Local and federal officials as well as former acquaintances attested that Good was in a Minneapolis neighborhood to monitor Immigration and Customs Enforcement (ICE) activity during the fatal altercation on Wednesday, labeling her a “legal observer,” according to multiple reports. The leftist National Lawyers Guild (NLG) mainstreamed the term through its “Legal Observer Program” in 1968, designed to appoint members to observe police responses to leftist Columbia University protests. These supposed legal documentarians have since become a fixture in American activism, including in the Black Lives Matter (BLM) riots of 2020, and other leftist groups use the label colloquially.
The NLG did not respond to the Daily Caller News Foundation’s request for comment.
I’m following news of a reported shooting of a legal observer by ICE agents in South Minneapolis.
I’ll continue to monitor the situation closely and will update as soon as I receive information.
ICE must stop terrorizing our communities and leave our city.
— Rep. Ilhan Omar (@Ilhan) January 7, 2026
The Department of Homeland Security (DHS) alleges that Good tried to run over an ICE agent with her car before he opened fire. Video footage showed agents approaching her car in the middle of the road and asking her to step out. The footage revealed that she then moved the car back, looked forward in the agent’s direction and quickly moved the car toward him, prompting him to fire multiple shots.

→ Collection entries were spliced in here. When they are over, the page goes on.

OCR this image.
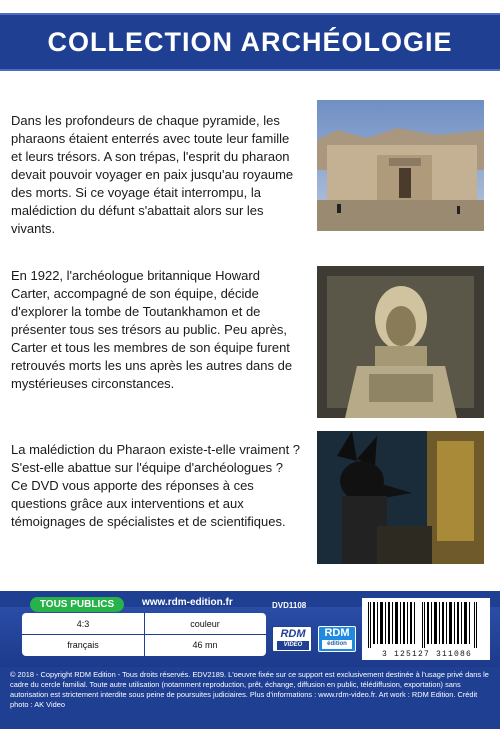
COLLECTION ARCHÉOLOGIE
Dans les profondeurs de chaque pyramide, les pharaons étaient enterrés avec toute leur famille et leurs trésors. A son trépas, l'esprit du pharaon devait pouvoir voyager en paix jusqu'au royaume des morts. Si ce voyage était interrompu, la malédiction du défunt s'abattait alors sur les vivants.
En 1922, l'archéologue britannique Howard Carter, accompagné de son équipe, décide d'explorer la tombe de Toutankhamon et de présenter tous ses trésors au public. Peu après, Carter et tous les membres de son équipe furent retrouvés morts les uns après les autres dans de mystérieuses circonstances.
La malédiction du Pharaon existe-t-elle vraiment ? S'est-elle abattue sur l'équipe d'archéologues ? Ce DVD vous apporte des réponses à ces questions grâce aux interventions et aux témoignages de spécialistes et de scientifiques.
TOUS PUBLICS	www.rdm-edition.fr	DVD1108
4:3	couleur
français	46 mn
RDM
VIDEO
RDM
édition
3 125127 311086
© 2018 - Copyright RDM Edition - Tous droits réservés. EDV2189. L'oeuvre fixée sur ce support est exclusivement destinée à l'usage privé dans le cadre du cercle familial. Toute autre utilisation (notamment reproduction, prêt, échange, diffusion en public, télédiffusion, exportation) sans autorisation est strictement interdite sous peine de poursuites judiciaires. Plus d'informations : www.rdm-video.fr. Art work : RDM Edition. Crédit photo : AK Video
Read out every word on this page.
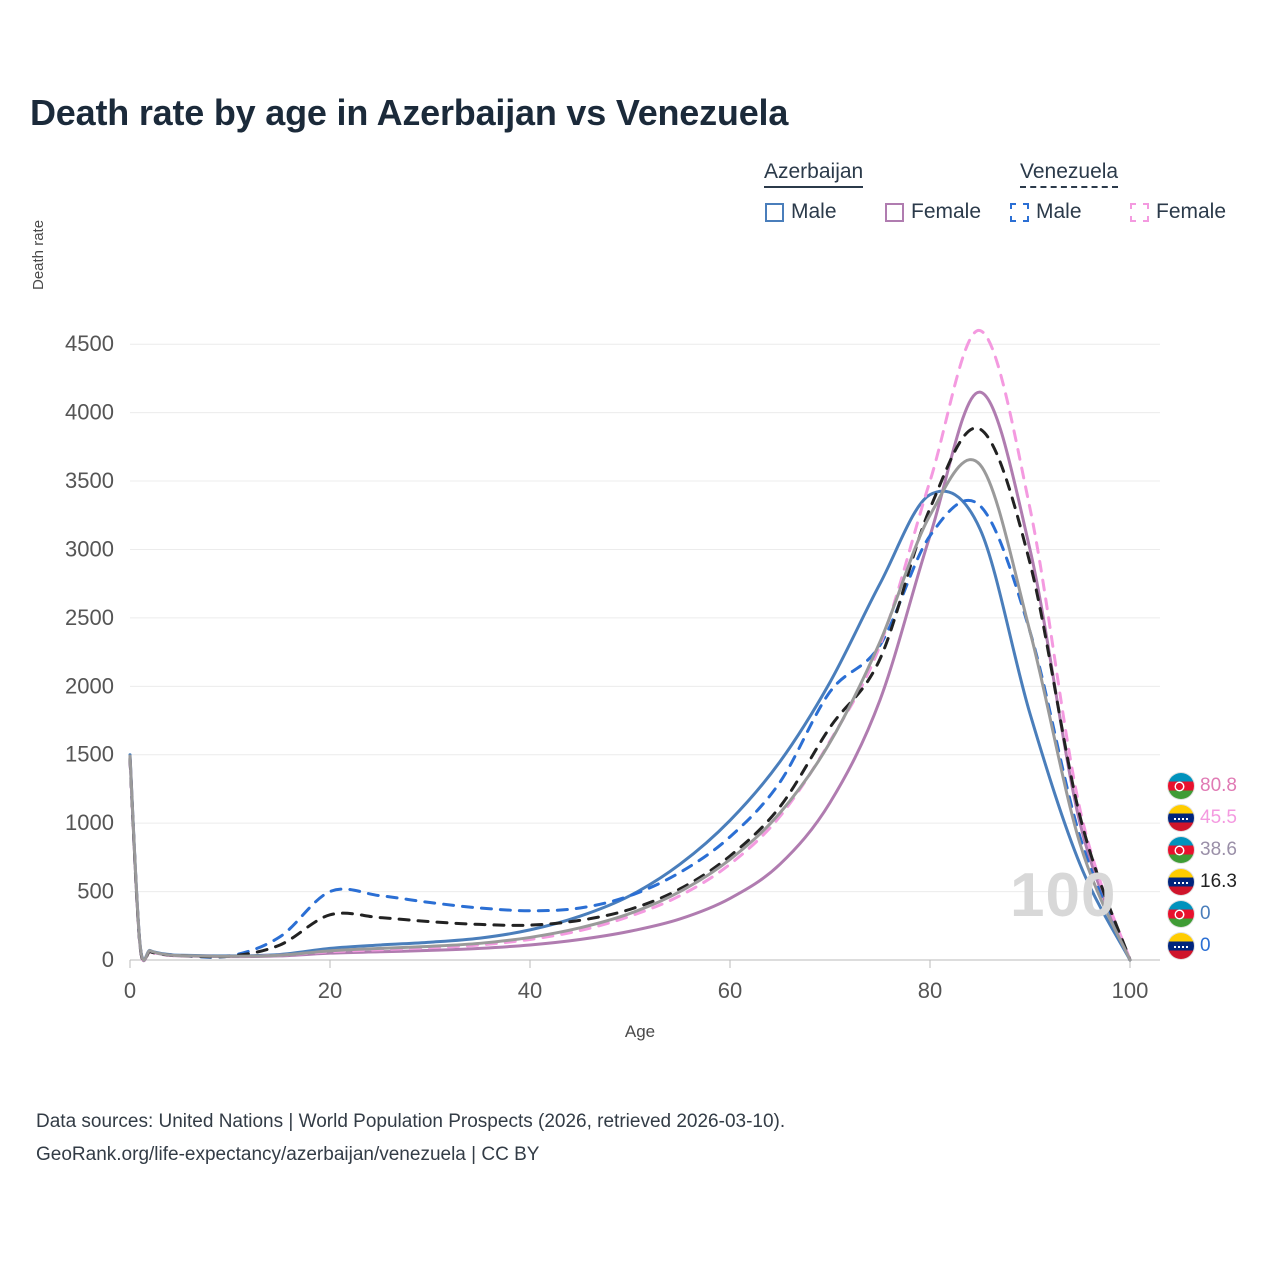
Death rate by age in Azerbaijan vs Venezuela
Azerbaijan	Venezuela
Male	Female	Male	Female
Death rate
Age
0
500
1000
1500
2000
2500
3000
3500
4000
4500
0	20	40	60	80	100
100
80.8
45.5
38.6
16.3
0
0
Data sources: United Nations | World Population Prospects (2026, retrieved 2026-03-10).
GeoRank.org/life-expectancy/azerbaijan/venezuela | CC BY
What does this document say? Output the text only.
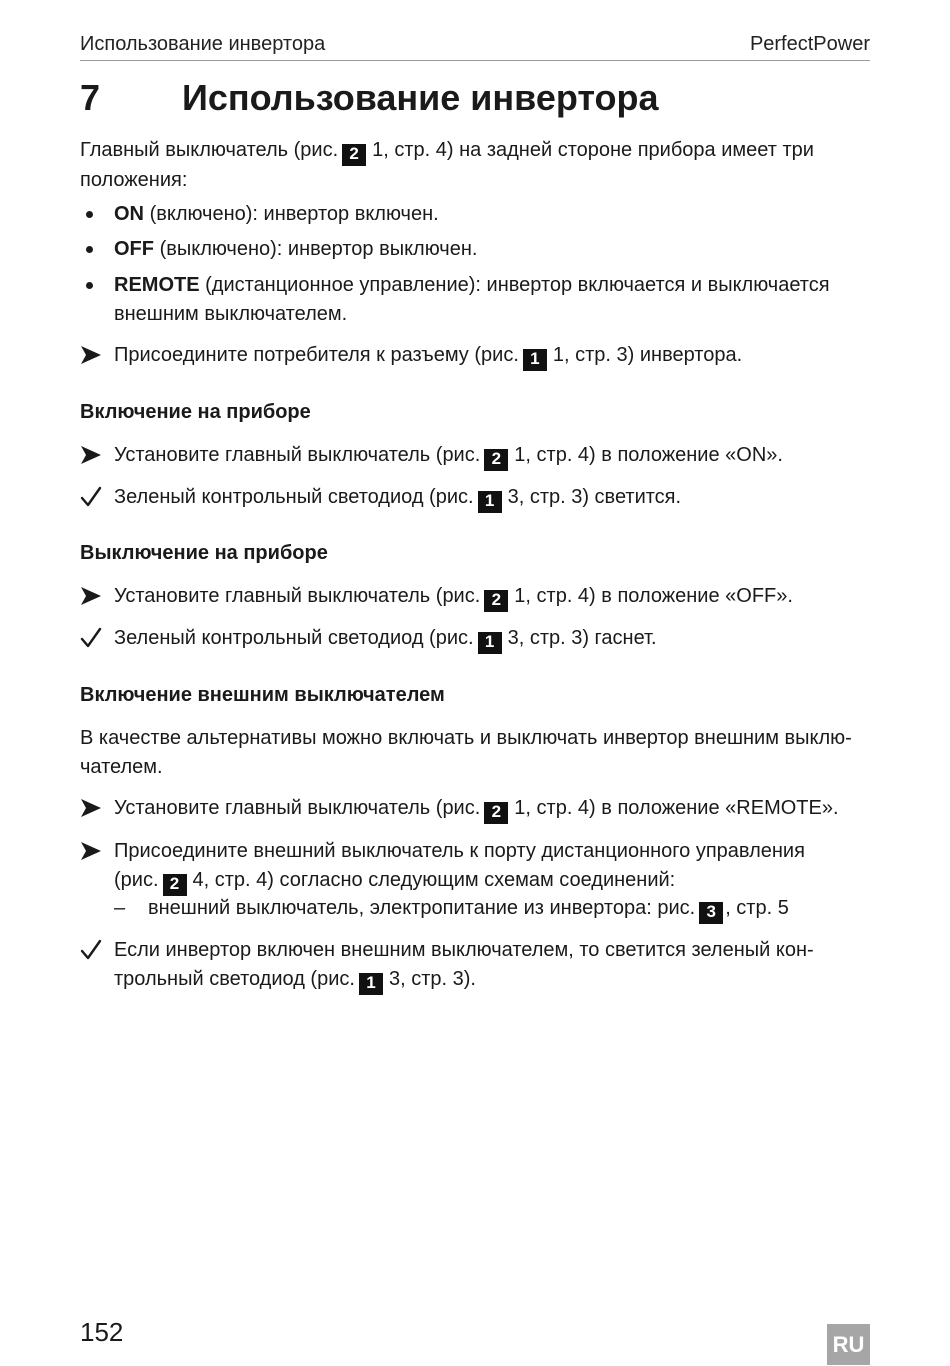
Использование инвертора	PerfectPower
7 Использование инвертора
Главный выключатель (рис. 2 1, стр. 4) на задней стороне прибора имеет три
положения:
ON (включено): инвертор включен.
OFF (выключено): инвертор выключен.
REMOTE (дистанционное управление): инвертор включается и выключается
внешним выключателем.
Присоедините потребителя к разъему (рис. 1 1, стр. 3) инвертора.
Включение на приборе
Установите главный выключатель (рис. 2 1, стр. 4) в положение «ON».
Зеленый контрольный светодиод (рис. 1 3, стр. 3) светится.
Выключение на приборе
Установите главный выключатель (рис. 2 1, стр. 4) в положение «OFF».
Зеленый контрольный светодиод (рис. 1 3, стр. 3) гаснет.
Включение внешним выключателем
В качестве альтернативы можно включать и выключать инвертор внешним выклю-
чателем.
Установите главный выключатель (рис. 2 1, стр. 4) в положение «REMOTE».
Присоедините внешний выключатель к порту дистанционного управления
(рис. 2 4, стр. 4) согласно следующим схемам соединений:
– внешний выключатель, электропитание из инвертора: рис. 3 , стр. 5
Если инвертор включен внешним выключателем, то светится зеленый кон-
трольный светодиод (рис. 1 3, стр. 3).
152	RU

Good belonged to an “ICE Watch” activist network known for trying to interfere with immigration operations through confrontation, despite members calling themselves legal observers, federal sources told Fox News.
The phrase does not denote any legal protection for a protester beyond their First Amendment rights, but rather an informal title.
Legal observers exist to “create documentation during events which can later be [used] in defense cases, public statements, and litigation which aims to hold law enforcement agencies accountable for the actions of their officers,” according to the NLG’s website. The group says it derived the idea from the violent Black Panther Party’s practices in the 1960s. The NLG registered the “legal observer” phrase for a trademark in 2017, copyright records show.
Twelve NLG legal observers won a collective $49,000 settlement in 2022 after suing over their arrests during New York City BLM demonstrations in 2020, Law360 reported. Another was charged in a racketeering case against 2023 “Stop Cop City” riots in Atlanta, Georgia, although the prosecutions face an uncertain legal future, The Guardian reported.